Can uniform continuity of a differentiable function be formulated only in terms of limits or derivatives?

Question

Reading this, this and this Q&A's I've understood that a uniformly continuous differentiable function on $\mathbb R$ need not have a bounded derivative. There have been some attempts at giving some intuition for uniform continuity, but I still haven't found any precise formulation in terms of already familiar things like a limit or a derivative.

So, can uniform continuity of a differentiable function be formulated using the old familiar things like a limit or derivative or anything of the similarly "basic" type — instead of the usual $\varepsilon-\delta$ definition?

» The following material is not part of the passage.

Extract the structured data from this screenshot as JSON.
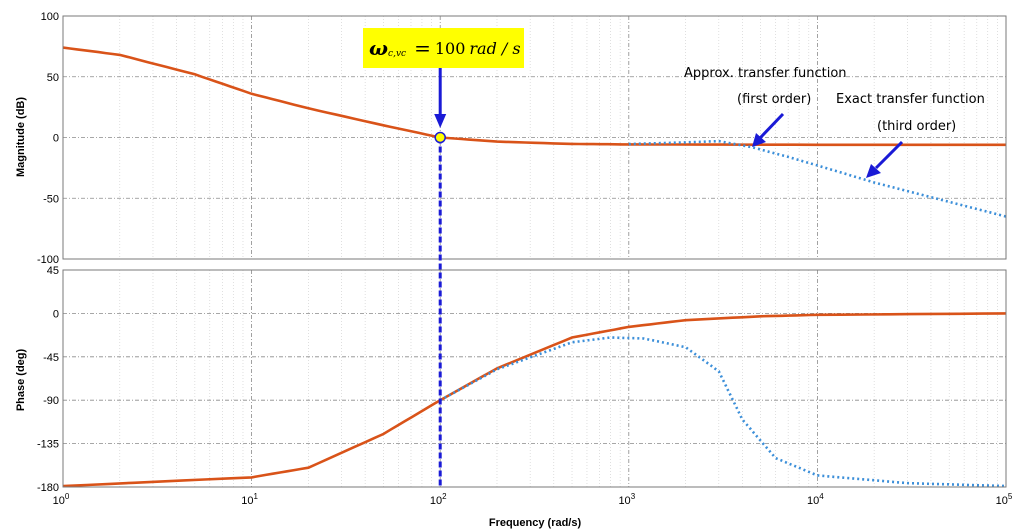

E.g. for continuity of a function $f:\mathbb R\to\mathbb R$ we can use the $\varepsilon-\delta$ definition

$$\forall x\in\mathbb R\;\forall\varepsilon>0\,\exists\delta(\varepsilon)>0:\forall x'\in\mathbb R:(|x'-x|<\delta\implies |f(x')-f(x)|<\varepsilon),$$

which can be rewritten in terms of a limit:

$$\forall x\in\mathbb R\;\lim_{x'\to x}f(x')=f(x).$$

Can similar thing be done for uniform continuity?

Answer 1

Uniform continuity of a function $f\colon\mathbb R\to\mathbb R$ is defined as follows:

$$\forall\varepsilon>0\,\exists\delta>0:\forall x,x'\in\mathbb R:\left(|x-x'|<\delta\implies|f(x)-f(x')|<\varepsilon\right).\tag1$$

Denoting $x-x'=2a$, we can equivalently say:

$$\forall\varepsilon>0\,\exists\delta>0:\forall x\in\mathbb R\,\forall a\in(-\delta,\delta):|f(x)-f(x+2a)|<\varepsilon.\tag2$$ This is the same as $$\forall\varepsilon>0\,\exists\delta>0:\forall a\in(-\delta,\delta):\sup_{x\in\mathbb R}|f(x)-f(x+2a)|<\varepsilon,\tag3$$ or, collapsing further, $$\underset{a\to0\vphantom{\mathbb R}}{\lim\vphantom{p}}\sup_{x\in\mathbb R}|f(x)-f(x+a)|=0.\tag4$$

Now $(4)$ is the final answer to the OP.